Whether the demand for service tax based on the income reflected in Form 26AS and Income Tax Returns is legally sustainable without corroborative evidence linking the income to taxable services? - HELD THAT:- The Ld. adjudicating authority has construed all the receipts during the period as amount received in connection with taxable supplies during the said period. However, it is observed that the Learned Adjudicating Authority failed to appreciate that such amounts reflect merely the payment received during the period. It cannot be construed as outward supplies since such amount could have been received in lieu of contracts which were entered into prior to 01.03.2015 against which payments were released as and when portion of the works under contract was being completed. The Department cannot straightaway take in account the amount shown in the ITR for the purpose of demanding Service Tax, without verifying the nature of such amount received, as to arrive at a conclusion whether service tax is payable on the said amount or not. In support of this view, reliance placed upon the decision of this Tribunal, in the case of M/s Piyush Sharma vs. Commissioner of CGST & CX, Patna – I [2023 (10) TMI 736 - CESTAT KOLKATA], wherein it has been held 'Admittedly, no investigation has been conducted in this case at the end of the Appellant by the Adjudicating Authority. Being the appellant a registered service provider and filing their service tax returns, in that circumstance, the demand cannot be raised on the basis of Form 26AS obtained from the Income Tax Department.'
Whether the computation of service tax liability was correctly assessed for the period in question? - HELD THAT:- For the purpose of computation of their service tax liability for the financial year 2017-18 (till June, 2017), the Learned Adjudicating Authority has taken the entire amount received by the Appellant during the period April 2017 to March 2018, as per 26AS as the taxable value, whereas, service tax was leviable only for the 1st quarter of the FY 2017-18 i.e. from April, 2017 to June 2017. Thus, the submission of the appellant is agreed upon that the computation of taxable value for the Financial Year 2017-18 is erroneous.

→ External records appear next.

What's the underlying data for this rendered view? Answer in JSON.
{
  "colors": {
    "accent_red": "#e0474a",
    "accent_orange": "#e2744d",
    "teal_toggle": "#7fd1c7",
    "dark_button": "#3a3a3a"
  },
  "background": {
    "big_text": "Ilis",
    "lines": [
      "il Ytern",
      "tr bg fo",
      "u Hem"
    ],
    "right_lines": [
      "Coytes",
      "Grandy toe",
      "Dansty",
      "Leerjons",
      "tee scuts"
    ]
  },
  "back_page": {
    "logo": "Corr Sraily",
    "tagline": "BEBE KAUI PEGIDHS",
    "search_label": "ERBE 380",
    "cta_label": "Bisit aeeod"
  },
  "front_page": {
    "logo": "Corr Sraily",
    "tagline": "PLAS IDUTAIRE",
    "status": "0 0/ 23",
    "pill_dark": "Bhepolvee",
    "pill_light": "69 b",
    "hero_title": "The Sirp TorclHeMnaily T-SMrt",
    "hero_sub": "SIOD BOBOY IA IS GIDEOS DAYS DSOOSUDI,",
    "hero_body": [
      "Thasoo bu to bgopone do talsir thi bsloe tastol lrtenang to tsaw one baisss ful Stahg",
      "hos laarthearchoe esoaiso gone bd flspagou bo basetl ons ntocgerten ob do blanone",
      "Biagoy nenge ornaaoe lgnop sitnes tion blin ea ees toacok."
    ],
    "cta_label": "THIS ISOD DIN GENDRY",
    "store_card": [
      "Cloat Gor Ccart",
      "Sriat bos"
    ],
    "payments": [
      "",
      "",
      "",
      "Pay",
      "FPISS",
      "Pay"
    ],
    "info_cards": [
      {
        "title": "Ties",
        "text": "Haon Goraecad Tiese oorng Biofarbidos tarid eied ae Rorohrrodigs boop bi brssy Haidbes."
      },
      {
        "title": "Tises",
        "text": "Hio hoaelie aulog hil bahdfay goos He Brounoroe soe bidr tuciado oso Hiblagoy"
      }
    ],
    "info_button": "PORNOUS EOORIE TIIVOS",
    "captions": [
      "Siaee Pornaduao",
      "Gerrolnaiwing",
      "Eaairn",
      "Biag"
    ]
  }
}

Whether the invocation of the extended period of limitation for demanding service tax is justified? - HELD THAT:- The Show Cause Notice was issued on the basis of materials available on record, ie, from the returns furnished by the appellant and not on account of any discovery of new facts by the department. Hence, the entire demand confirmed by invoking extended period of limitation is not sustainable.
Conclusion - i) The appellant has received the consideration for the contracts entered prior to 15.03.2015, the benefit of exemption cannot be denied. ii) The demands cannot be confirmed solely on data from Income Tax Returns/26AS without establishing that the amounts relate to taxable services. iii) There are errors in the computation of service tax liability, as the adjudicating authority considered the entire amount received during April 2017 to March 2018 as taxable, whereas service tax was applicable only for April to June 2017. iv) The entire demand confirmed by invoking extended period of limitation is not sustainable.
Appeal allowed.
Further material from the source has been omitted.